'Unfinished' at the Courtauld

June 25 2015

Image of 'Unfinished' at the Courtauld

Picture: Courtauld

I do like unfinished pictures - so am looking forward to seeing a new exhibition-ette at the Courtauld in London on unfinished works from their collection.

It's interesting to see how the aesthetic of the unfinished is a relatively modern phenomenon. A fair proportion of the mis-attributed pictures I come across are in fact unfinished works that have been 'finished' by a later hand. What appear to be badly painted passages, which make one doubt the whole picture even if it has some good parts, are in fact the efforts of a later artist trying to mimic the style of an earlier (better) one. I particularly find this with head studies - at Christie's last year there was a Rubens head which had been given a body and hand by (probably) Jan Boeckhorst (below).

I presume such works must have been fiddled with because the collectors of yore did not want unfinished works on their walls. But nowadays we love unfinished works and studies, because (if they're by a great artist) they have a timeless, even contemporary feel about them.* The second highest auction price for Van Dyck, for example, at over $7m, is for a double head study of a bearded old man (below) - which is not your usual commercial subject, but it's just so brilliantly painted. 

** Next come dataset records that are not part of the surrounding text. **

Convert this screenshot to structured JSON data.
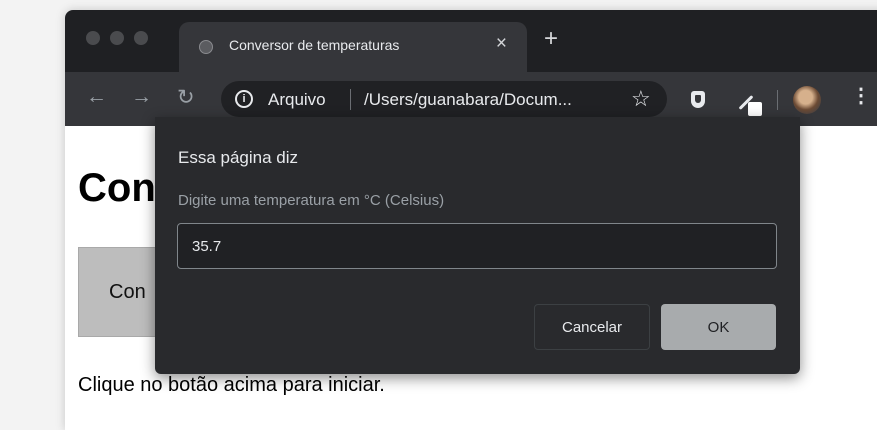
{
  "browser": {
    "tab": {
      "title": "Conversor de temperaturas",
      "close": "×"
    },
    "new_tab": "+",
    "nav": {
      "back": "←",
      "forward": "→",
      "reload": "↻"
    },
    "omnibox": {
      "info": "i",
      "scheme": "Arquivo",
      "url": "/Users/guanabara/Docum..."
    },
    "star": "☆",
    "menu": "⋮",
    "colors": {
      "frame": "#1f2023",
      "toolbar": "#35363a",
      "omnibox": "#202124"
    }
  },
  "page": {
    "title": "Con",
    "button_label": "Con",
    "text": "Clique no botão acima para iniciar."
  },
  "dialog": {
    "title": "Essa página diz",
    "message": "Digite uma temperatura em °C (Celsius)",
    "input_value": "35.7",
    "cancel_label": "Cancelar",
    "ok_label": "OK",
    "colors": {
      "background": "#292a2d",
      "ok_button": "#a8abad"
    }
  }
}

Coincidentally, the current Christie's sale has a Van Dyck head study of the same sitter (below), who appears to have been one of the young Van Dyck's favourite models. Like the Rubens above, this picture had once been extended, and turned into St Peter by a later artist - but now the additions have been removed.

Anyway, there's a little more on the Courtauld's 'Unfinished' exhibition here at the Courtauld website, and even more here on the Christie's website (which puts the Courtauld one to shame).

* I discuss all this further in my recent podcast for the Financial Times.